Author

Mouhcine Narhmouche


                        Mon 24 February 2025

From Moonshot to Production: Building Ostorlab Copilot

What is Agentic AI? A New Era of Intelligent Assistance

Agentic AI marks a transformative shift in artificial intelligence, moving beyond passive responses to autonomous action, continuous learning, and informed decision-making. These AI agents leverage structured tools, contextual awareness, and reasoning capabilities to deliver intelligent, adaptive, and task-specific assistance.

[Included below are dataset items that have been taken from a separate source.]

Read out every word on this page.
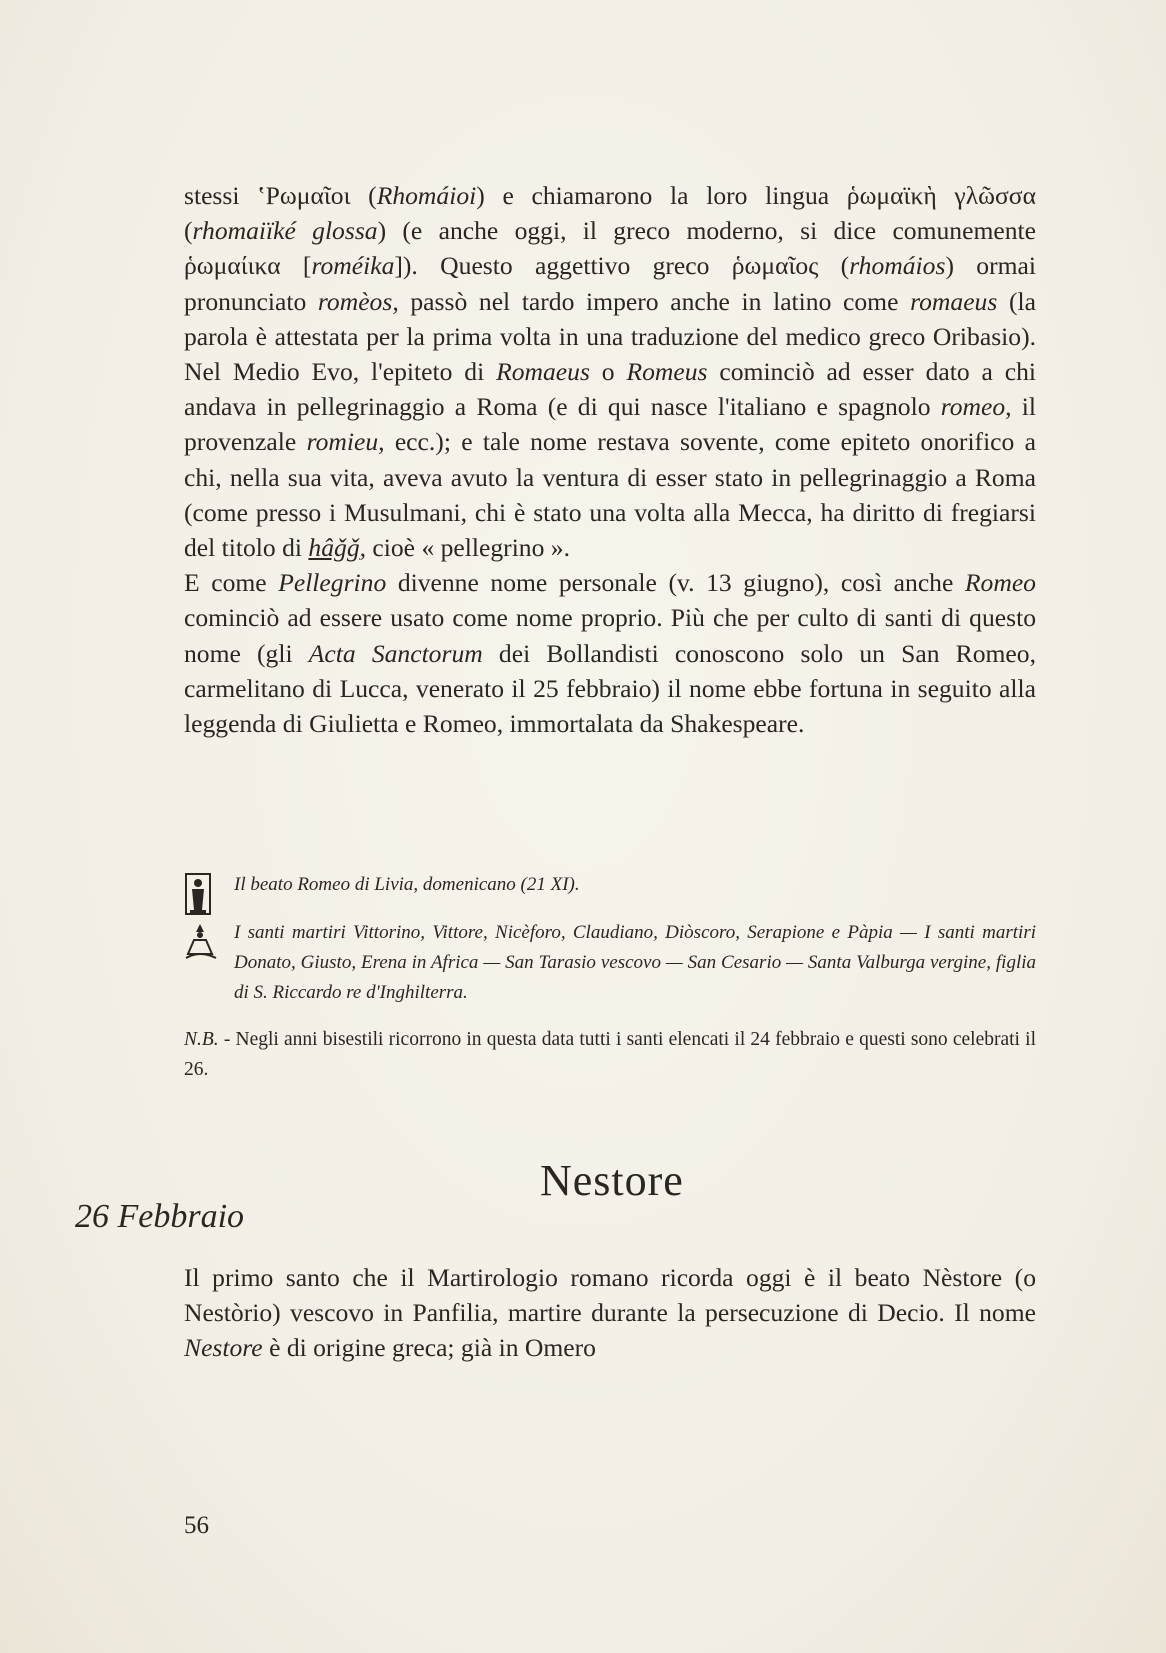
stessi ʽΡωμαῖοι (Rhomáioi) e chiamarono la loro lingua ῥωμαϊκὴ γλῶσσα (rhomaiïké glossa) (e anche oggi, il greco moderno, si dice comunemente ῥωμαίικα [roméika]). Questo aggettivo greco ῥωμαῖος (rhomáios) ormai pronunciato romèos, passò nel tardo impero anche in latino come romaeus (la parola è attestata per la prima volta in una traduzione del medico greco Oribasio). Nel Medio Evo, l'epiteto di Romaeus o Romeus cominciò ad esser dato a chi andava in pellegrinaggio a Roma (e di qui nasce l'italiano e spagnolo romeo, il provenzale romieu, ecc.); e tale nome restava sovente, come epiteto onorifico a chi, nella sua vita, aveva avuto la ventura di esser stato in pellegrinaggio a Roma (come presso i Musulmani, chi è stato una volta alla Mecca, ha diritto di fregiarsi del titolo di hâǧǧ, cioè « pellegrino ».

E come Pellegrino divenne nome personale (v. 13 giugno), così anche Romeo cominciò ad essere usato come nome proprio. Più che per culto di santi di questo nome (gli Acta Sanctorum dei Bollandisti conoscono solo un San Romeo, carmelitano di Lucca, venerato il 25 febbraio) il nome ebbe fortuna in seguito alla leggenda di Giulietta e Romeo, immortalata da Shakespeare.

Il beato Romeo di Livia, domenicano (21 XI).
I santi martiri Vittorino, Vittore, Nicèforo, Claudiano, Diòscoro, Serapione e Pàpia — I santi martiri Donato, Giusto, Erena in Africa — San Tarasio vescovo — San Cesario — Santa Valburga vergine, figlia di S. Riccardo re d'Inghilterra.
N.B. - Negli anni bisestili ricorrono in questa data tutti i santi elencati il 24 febbraio e questi sono celebrati il 26.
Nestore
26 Febbraio
Il primo santo che il Martirologio romano ricorda oggi è il beato Nèstore (o Nestòrio) vescovo in Panfilia, martire durante la persecuzione di Decio. Il nome Nestore è di origine greca; già in Omero
56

At Ostorlab, we recognized the potential of agentic AI early on and have been integrating it into our platform to enhance security operations and user experience.

Our goal is to enable AI-driven automation, guided decision-making, and interactive support.

Inspired by tools like GitHub Copilot and Microsoft Copilot—both of which showcase how AI can boost productivity and streamline workflows through intuitive UI interactions—we developed AI agents that provide seamless, intelligent assistance while maintaining a fluid and user-friendly interface.

For example, when using Ostorlab’s attack surface management, organizations often need to analyze hundreds or even thousands of potential assets. Manually verifying each asset to confirm or discard ownership is time-consuming and tedious. By leveraging a large language model (LLM), we can automate this process, reducing hours of manual work to zero.

Instead of reviewing assets one by one, users can simply instruct the LLM to confirm all assets that meet specific criteria, making validation faster, more efficient, and fully automated.

Ostorlab’s Vision: AI-Powered Security Assistance

Ostorlab Copilot is an AI-driven assistant designed to answer security and platform-related questions, help manage your organization, and execute tasks on your behalf, such as creating scans and managing tickets.

By leveraging large language models and integrated tools, Copilot provides an efficient, and user-friendly solution for handling daily operations, ultimately streamlining and enhancing your workflow.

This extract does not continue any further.